After In The Next Room or the vibrator play was programmed to kick off STC's 2011 season, Pamela set about casting, looking for actors that she describes as "special beasts". "I need actors with a strong sense of comedy - possessing the skills and craft to guide an audience through finely balanced material, as well as the courage and sensitivity to be emotionally truthful and brave in performance. They also needed to be very good with props!"

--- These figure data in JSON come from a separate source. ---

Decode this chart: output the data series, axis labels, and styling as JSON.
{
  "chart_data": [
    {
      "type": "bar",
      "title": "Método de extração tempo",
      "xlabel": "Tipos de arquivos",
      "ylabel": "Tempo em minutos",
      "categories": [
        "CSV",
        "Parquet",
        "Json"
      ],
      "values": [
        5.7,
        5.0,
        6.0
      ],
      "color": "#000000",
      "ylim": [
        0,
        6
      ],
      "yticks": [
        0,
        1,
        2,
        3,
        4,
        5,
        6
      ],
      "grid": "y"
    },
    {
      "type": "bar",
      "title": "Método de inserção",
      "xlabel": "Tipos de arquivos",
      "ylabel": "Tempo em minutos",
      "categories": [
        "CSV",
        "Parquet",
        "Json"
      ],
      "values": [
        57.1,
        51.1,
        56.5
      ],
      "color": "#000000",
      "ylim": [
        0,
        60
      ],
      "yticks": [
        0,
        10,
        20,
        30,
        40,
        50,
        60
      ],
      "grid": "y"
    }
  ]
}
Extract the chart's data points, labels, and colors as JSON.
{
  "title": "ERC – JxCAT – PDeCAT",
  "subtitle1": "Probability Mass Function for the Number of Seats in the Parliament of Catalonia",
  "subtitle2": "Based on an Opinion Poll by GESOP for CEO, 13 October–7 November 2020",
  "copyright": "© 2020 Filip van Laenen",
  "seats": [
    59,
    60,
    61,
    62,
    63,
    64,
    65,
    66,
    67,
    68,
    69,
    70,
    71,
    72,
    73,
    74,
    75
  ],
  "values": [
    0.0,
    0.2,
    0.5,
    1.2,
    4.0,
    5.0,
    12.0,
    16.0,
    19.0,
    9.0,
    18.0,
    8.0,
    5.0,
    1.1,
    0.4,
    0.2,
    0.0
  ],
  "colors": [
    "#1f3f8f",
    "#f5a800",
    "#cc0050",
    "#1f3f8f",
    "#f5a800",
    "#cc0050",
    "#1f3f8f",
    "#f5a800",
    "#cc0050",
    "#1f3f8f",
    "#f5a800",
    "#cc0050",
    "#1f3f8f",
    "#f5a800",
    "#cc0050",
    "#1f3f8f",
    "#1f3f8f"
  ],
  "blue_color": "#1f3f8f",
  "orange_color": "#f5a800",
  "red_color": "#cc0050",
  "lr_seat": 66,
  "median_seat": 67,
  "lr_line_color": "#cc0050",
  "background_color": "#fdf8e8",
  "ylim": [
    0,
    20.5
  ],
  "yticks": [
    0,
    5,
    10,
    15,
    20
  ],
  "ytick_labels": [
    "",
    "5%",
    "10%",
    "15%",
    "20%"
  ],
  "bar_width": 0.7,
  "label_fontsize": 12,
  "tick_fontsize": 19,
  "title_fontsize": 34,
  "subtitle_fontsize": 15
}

Being 'good' with props is an understatement. As last count during technical rehearsals there were over 100 props being handled by the cast, in addition to plentiful costume changes. Pamela says she is thrilled with her cast, which in addition to Jacqueline McKenzie, David Roberts and Helen Thomson also includes Marshall Napier, Josh McConville and Sara Zwangobani, and that they have discovered a beautiful tone of performance for this lyrical, yet very human story.
"It's a big, tender play", says Pamela "I love Sarah Ruhl's unabashed poeticism. And her cheek and wit in finding the poeticism in vibrators. It has a lovely light quality but the drama is so vital - domestic, yet emotionally urgent. I think it's this contrast, this painterly light and shade that will enchant audiences. "
In the Next Room, or the vibrator play, Drama Theatre, Sydney Opera House, 7 February - 27 March, 2012.